Following the completion of the Columbus Marathon,  Jackson Maynard and the Nationwide Children’s Hospital employees that helped push him across the finish line, helped to raise a total of $26,000.  The effort shown by the team and Maynard shows just how far someone’s care and appreciation can go.  In addition to this, it reveals hope for the future of research regarding muscular dystrophy.  With funds such as the amount obtained at the marathon in Ohio, more research can be done, which will ultimately make a great impact on kids such as Jackson Maynard and beyond. 

Aside from the research surrounding muscular dystrophy, another key factor in bettering the future for patients diagnosed with muscular dystrophy will include an enlarged support system.  This can ultimately be achieved by communities at large.  With a focus put on making individuals aware of the condition, a better understanding will be achieved by a large population.  With this, kids such as Jackson Maynard will be able to receive the important support systems they need as they fight the complex symptoms associated with muscular dystrophy.

What is muscular dystrophy?

Muscle dystrophy is a genetic disorder that includes a variety of different types, but is summed up as a disease by which the body weakens over time, as the muscles progressively lose mass. 

The types of muscle dystrophy include: Duchenne, Becker, Emery-Dreifuss, limb-girdle, facioscapulohumeral, myotonic, and congenital muscular dystrophy. The most common among these types of muscle dystrophy is Duchenne muscular dystrophy.  This specific disease is most often seen in younger children, primarily males, but can be seen in other cases as well.  As the disease worsens, muscles will begin to grow weaker, as well as difficulty breathing.  This can also lead to trouble swallowing foods, requiring close care for the more severe cases of muscle dystrophy.

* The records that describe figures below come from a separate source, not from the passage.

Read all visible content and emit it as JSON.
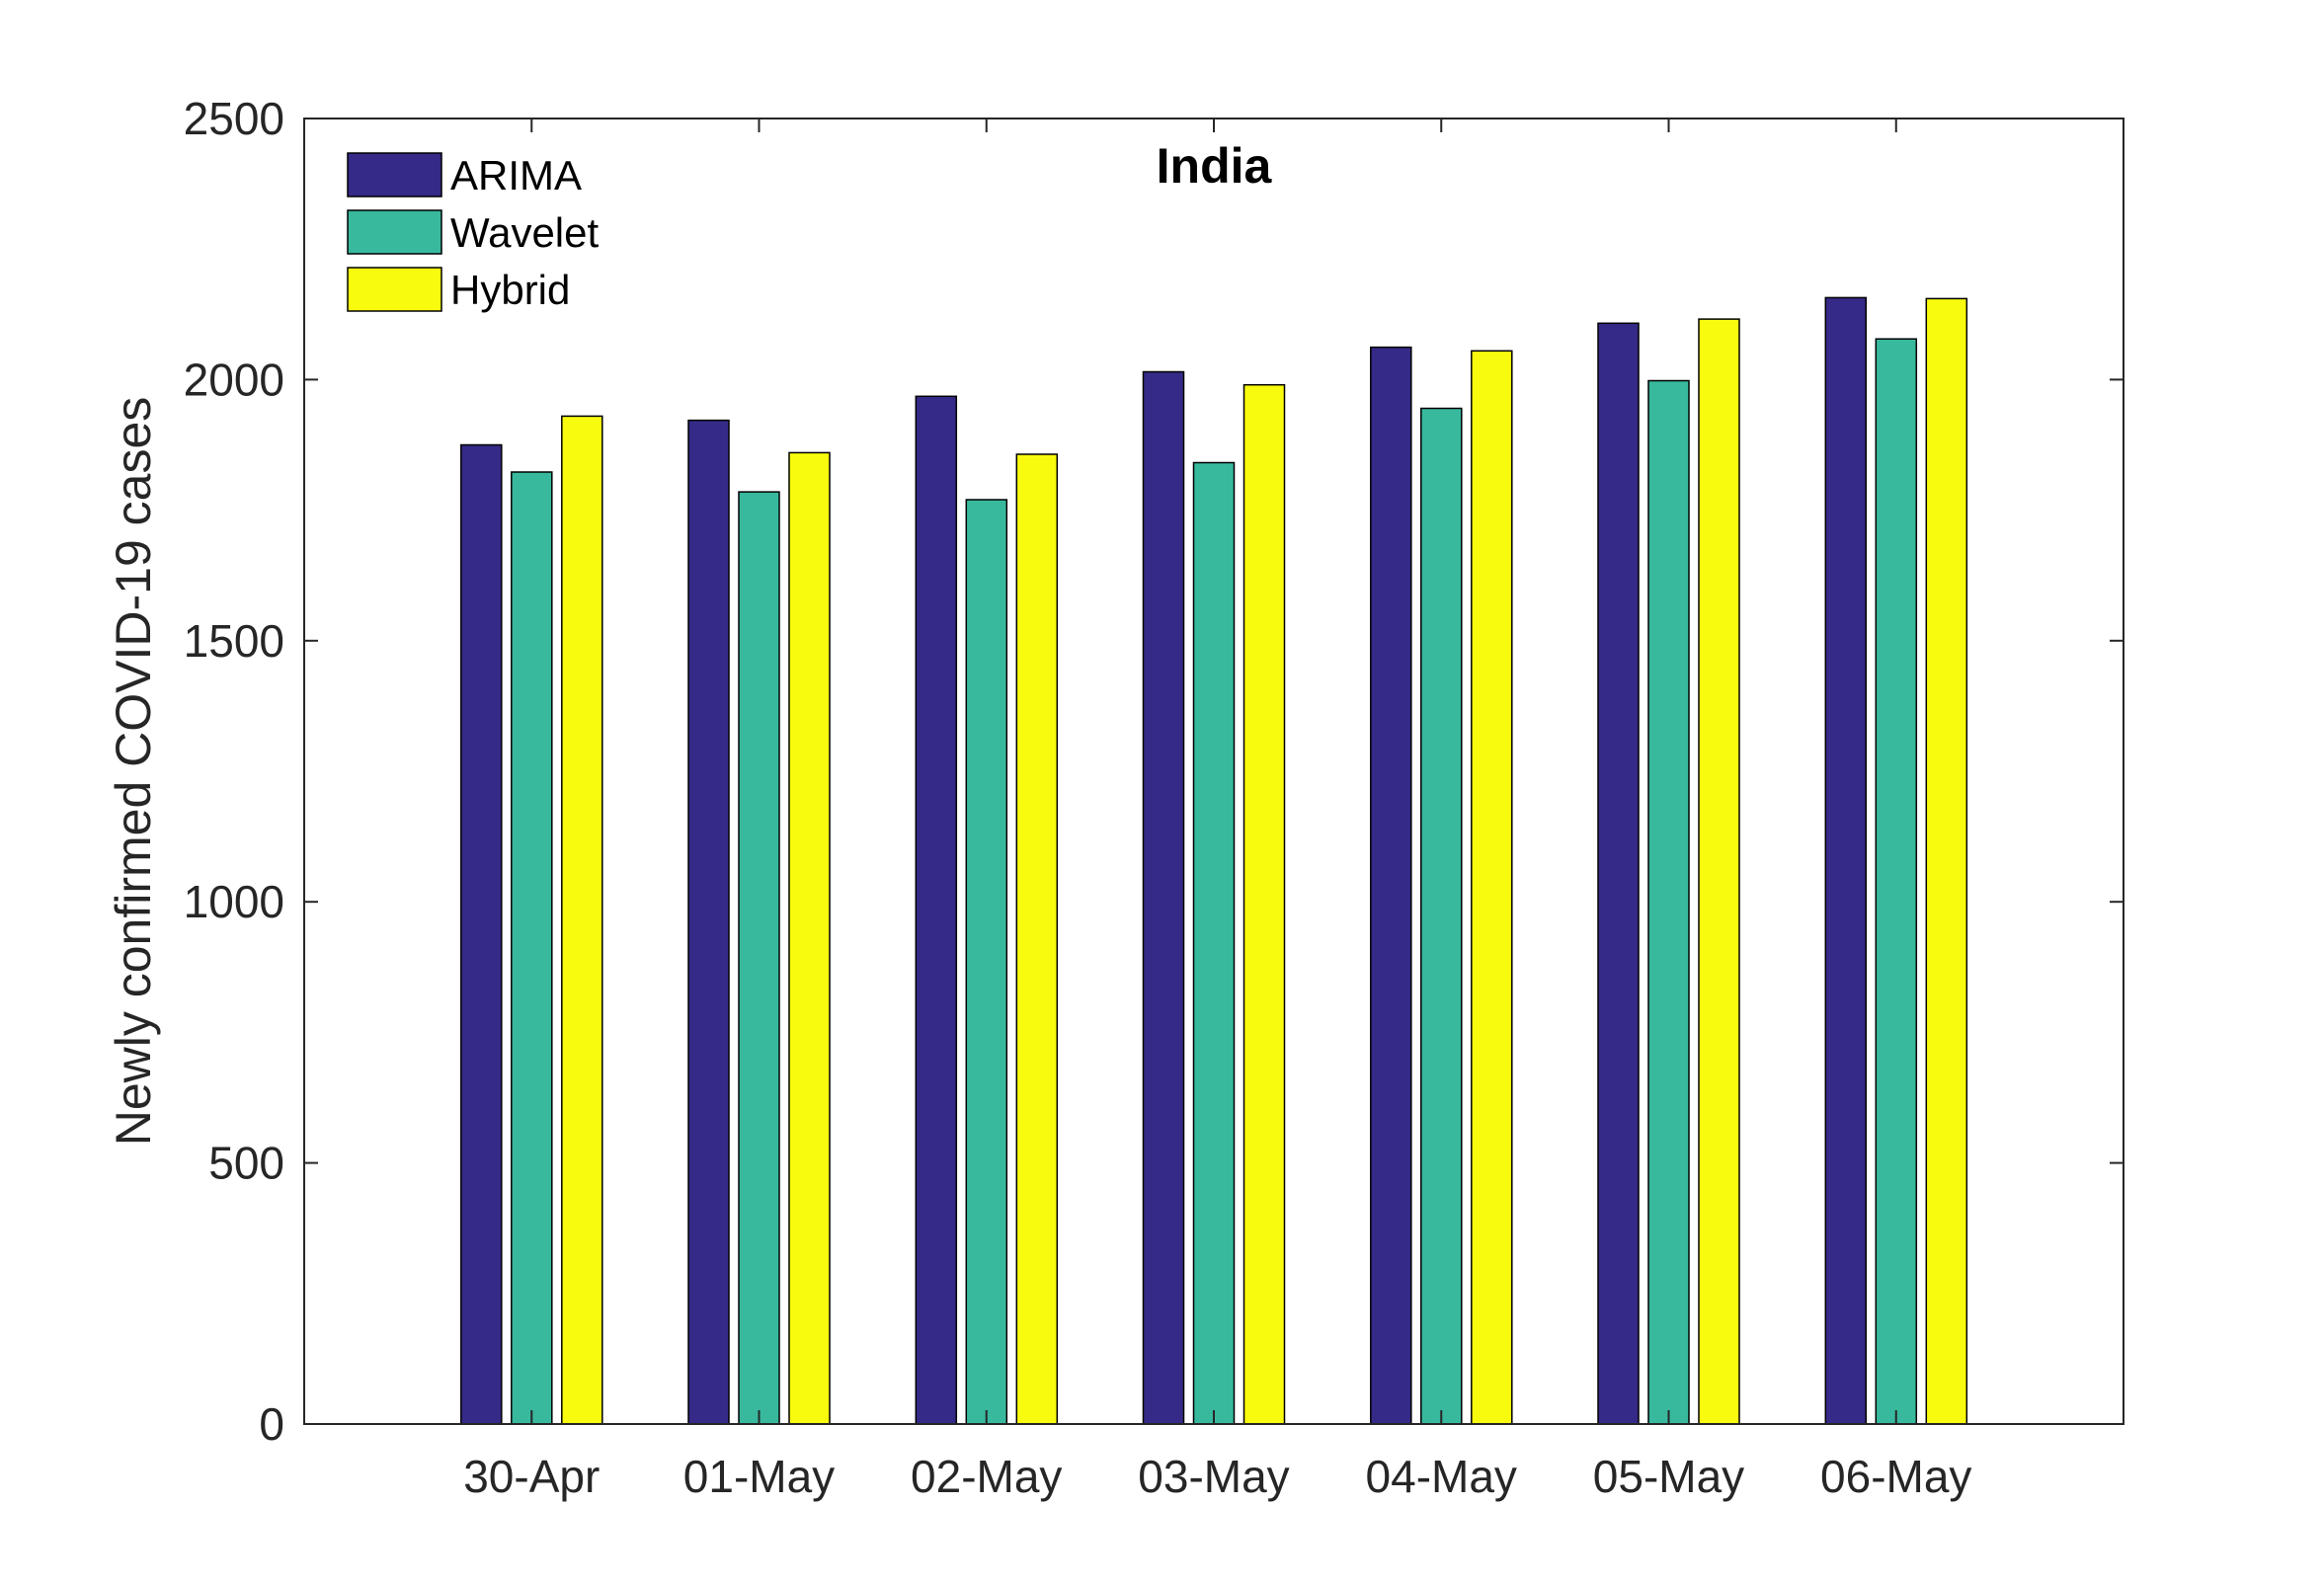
{
  "chart_data": {
    "type": "bar",
    "title": "India",
    "xlabel": "",
    "ylabel": "Newly confirmed COVID-19 cases",
    "categories": [
      "30-Apr",
      "01-May",
      "02-May",
      "03-May",
      "04-May",
      "05-May",
      "06-May"
    ],
    "series": [
      {
        "name": "ARIMA",
        "color": "#352a87",
        "values": [
          1875,
          1922,
          1968,
          2015,
          2062,
          2108,
          2157
        ]
      },
      {
        "name": "Wavelet",
        "color": "#38b99e",
        "values": [
          1823,
          1785,
          1770,
          1841,
          1945,
          1998,
          2078
        ]
      },
      {
        "name": "Hybrid",
        "color": "#f9fb0e",
        "values": [
          1930,
          1860,
          1857,
          1990,
          2055,
          2116,
          2155
        ]
      }
    ],
    "ylim": [
      0,
      2500
    ],
    "yticks": [
      0,
      500,
      1000,
      1500,
      2000,
      2500
    ],
    "xlim": [
      0,
      8
    ],
    "grid": false,
    "legend_position": "top-left",
    "box": true
  }
}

Muscle dystrophy originates from mutations that ultimately disable the production of the muscle proteins essential for producing as well as maintaining healthy muscles.  The region in which the mutations become present are on the X chromosome.  Although the different types of dystrophy come with a different set of mutations, all forms disable the body’s ability to produce what is known as dystrophin.  Dystrophin is a protein responsible for constructing and repairing muscles.   The disease is genetic, and is more likely to be seen in individuals who have a family where muscle dystrophy has been present.